My daughter is only two-years-old and she is starting to lose her baby teeth. Should I be worried?

Question:

Your child is quite young to be losing primary teeth! While the average age for natural primary (baby) teeth loss varies, the first primary teeth are usually lost about five to seven years after birth.

I do not want to worry you; however, it is important for you to know about some main causes of early tooth loss. There are local and systemic conditions which can lead to early tooth loss. These conditions may include severe periodontal disease, metabolic disturbances, or self-injury.

Gingivitis (gum disease) is common in children, but periodontal disease with bone loss is rare.
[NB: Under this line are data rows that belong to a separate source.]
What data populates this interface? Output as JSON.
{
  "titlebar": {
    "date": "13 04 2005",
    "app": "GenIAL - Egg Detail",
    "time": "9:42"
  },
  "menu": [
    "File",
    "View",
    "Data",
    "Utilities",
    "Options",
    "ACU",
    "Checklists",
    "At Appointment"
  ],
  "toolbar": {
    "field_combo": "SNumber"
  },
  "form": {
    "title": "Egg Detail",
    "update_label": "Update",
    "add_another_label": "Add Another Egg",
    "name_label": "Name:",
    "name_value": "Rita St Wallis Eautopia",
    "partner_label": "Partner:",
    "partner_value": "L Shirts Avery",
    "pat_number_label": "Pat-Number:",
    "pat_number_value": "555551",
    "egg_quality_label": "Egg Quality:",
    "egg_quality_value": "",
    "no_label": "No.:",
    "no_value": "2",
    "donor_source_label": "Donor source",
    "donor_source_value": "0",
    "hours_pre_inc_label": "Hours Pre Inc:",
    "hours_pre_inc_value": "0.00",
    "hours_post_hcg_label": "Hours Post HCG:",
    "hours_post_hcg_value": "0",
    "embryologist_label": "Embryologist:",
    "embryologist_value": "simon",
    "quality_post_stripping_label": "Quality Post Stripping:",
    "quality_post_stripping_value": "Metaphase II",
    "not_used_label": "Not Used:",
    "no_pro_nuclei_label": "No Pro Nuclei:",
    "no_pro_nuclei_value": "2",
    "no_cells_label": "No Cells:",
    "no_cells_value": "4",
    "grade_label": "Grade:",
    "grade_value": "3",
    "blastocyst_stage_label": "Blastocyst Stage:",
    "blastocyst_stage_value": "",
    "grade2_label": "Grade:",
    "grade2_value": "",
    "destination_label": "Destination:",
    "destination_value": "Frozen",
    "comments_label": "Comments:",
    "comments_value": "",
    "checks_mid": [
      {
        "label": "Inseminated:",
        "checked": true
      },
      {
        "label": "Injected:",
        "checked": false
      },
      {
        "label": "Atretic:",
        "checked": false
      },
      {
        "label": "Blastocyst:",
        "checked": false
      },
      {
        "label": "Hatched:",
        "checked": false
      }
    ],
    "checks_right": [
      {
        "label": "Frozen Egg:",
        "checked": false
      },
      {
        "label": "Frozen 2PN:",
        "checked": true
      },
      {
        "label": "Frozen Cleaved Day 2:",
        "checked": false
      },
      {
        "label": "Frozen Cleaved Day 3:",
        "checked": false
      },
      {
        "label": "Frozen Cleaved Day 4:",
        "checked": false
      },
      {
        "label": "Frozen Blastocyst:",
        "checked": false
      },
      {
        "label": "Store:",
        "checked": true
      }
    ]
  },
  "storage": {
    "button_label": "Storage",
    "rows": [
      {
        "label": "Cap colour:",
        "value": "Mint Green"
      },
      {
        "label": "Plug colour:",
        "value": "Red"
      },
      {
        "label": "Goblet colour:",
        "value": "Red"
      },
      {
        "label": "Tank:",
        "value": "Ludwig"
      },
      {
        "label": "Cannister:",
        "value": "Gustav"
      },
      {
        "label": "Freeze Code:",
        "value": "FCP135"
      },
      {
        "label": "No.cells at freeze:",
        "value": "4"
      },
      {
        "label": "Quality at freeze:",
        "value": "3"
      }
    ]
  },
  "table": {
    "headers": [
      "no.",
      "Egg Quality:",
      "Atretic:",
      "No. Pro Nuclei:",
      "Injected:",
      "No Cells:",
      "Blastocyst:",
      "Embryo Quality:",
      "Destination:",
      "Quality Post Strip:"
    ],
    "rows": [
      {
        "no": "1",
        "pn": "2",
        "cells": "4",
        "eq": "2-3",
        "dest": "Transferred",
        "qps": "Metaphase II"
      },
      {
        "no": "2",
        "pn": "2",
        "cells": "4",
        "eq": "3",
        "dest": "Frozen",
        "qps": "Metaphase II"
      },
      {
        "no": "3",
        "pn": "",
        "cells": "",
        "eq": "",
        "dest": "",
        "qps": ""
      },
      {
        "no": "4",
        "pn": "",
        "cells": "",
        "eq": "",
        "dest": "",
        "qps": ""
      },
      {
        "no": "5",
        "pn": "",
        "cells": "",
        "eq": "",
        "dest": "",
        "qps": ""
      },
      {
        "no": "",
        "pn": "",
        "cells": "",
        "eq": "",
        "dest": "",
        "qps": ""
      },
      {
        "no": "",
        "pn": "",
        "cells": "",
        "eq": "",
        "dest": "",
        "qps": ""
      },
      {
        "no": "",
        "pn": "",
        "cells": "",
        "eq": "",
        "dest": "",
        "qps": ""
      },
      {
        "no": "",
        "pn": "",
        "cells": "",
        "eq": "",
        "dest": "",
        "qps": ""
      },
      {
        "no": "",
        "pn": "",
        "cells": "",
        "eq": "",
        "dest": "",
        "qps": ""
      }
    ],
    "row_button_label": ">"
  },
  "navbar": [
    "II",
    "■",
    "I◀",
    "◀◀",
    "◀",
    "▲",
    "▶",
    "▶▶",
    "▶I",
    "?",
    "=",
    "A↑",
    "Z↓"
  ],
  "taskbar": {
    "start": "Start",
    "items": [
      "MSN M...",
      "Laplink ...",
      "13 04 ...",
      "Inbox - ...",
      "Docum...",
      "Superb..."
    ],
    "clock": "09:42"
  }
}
Prepubertal and juvenile periodontitis are associated with several different types of bacteria including Actinobacillus actinomycetemcomitans, Provetella intermedia, and Eikenella corrodens.

These bacteria are usually associated with decreased immune defenses. Defects or a decrease in a certain type of blood cell known as a neutrophil can lead to several dental and systemic effects. For example, cyclic neutropenia is a condition in which there is a decrease in neutrophils every three to four weeks. During this period, a child is very susceptible to infection, including periodontal disease.

Papillon-Lefevre syndrome involves a defect in the neutrophil. This can lead to primary tooth loss soon after the teeth erupt. All primary teeth are lost prior to permanent teeth. Permanent teeth are then usually lost when they erupt.

Other conditions can also cause bone loss. Langerhans' cell histiocytosis involves a proliferation of cells called Langerhans' cells. With this condition, the bone supporting the teeth is resorbed causing premature loss of primary teeth. Typically all four quadrants of the mouth are involved, and the primary molars are most affected. The affected teeth have the appearance of "floating on air" when dental radiographs are viewed.

A condition called Ehlers-Danlos is a disorder involving collagen formation. This causes broken capillaries (small blood vessels), skin bruises, and hypermobile joints. Type VIII Ehlers-Danlos also presents with dental complications such as progressive periodontal disease leading to tooth loss.

I urge you to take your daughter to the pediatrician as soon as possible to determine if she has any of these conditions. Systemic and dental treatment will vary with each disease. Early diagnosis may aid in treatment.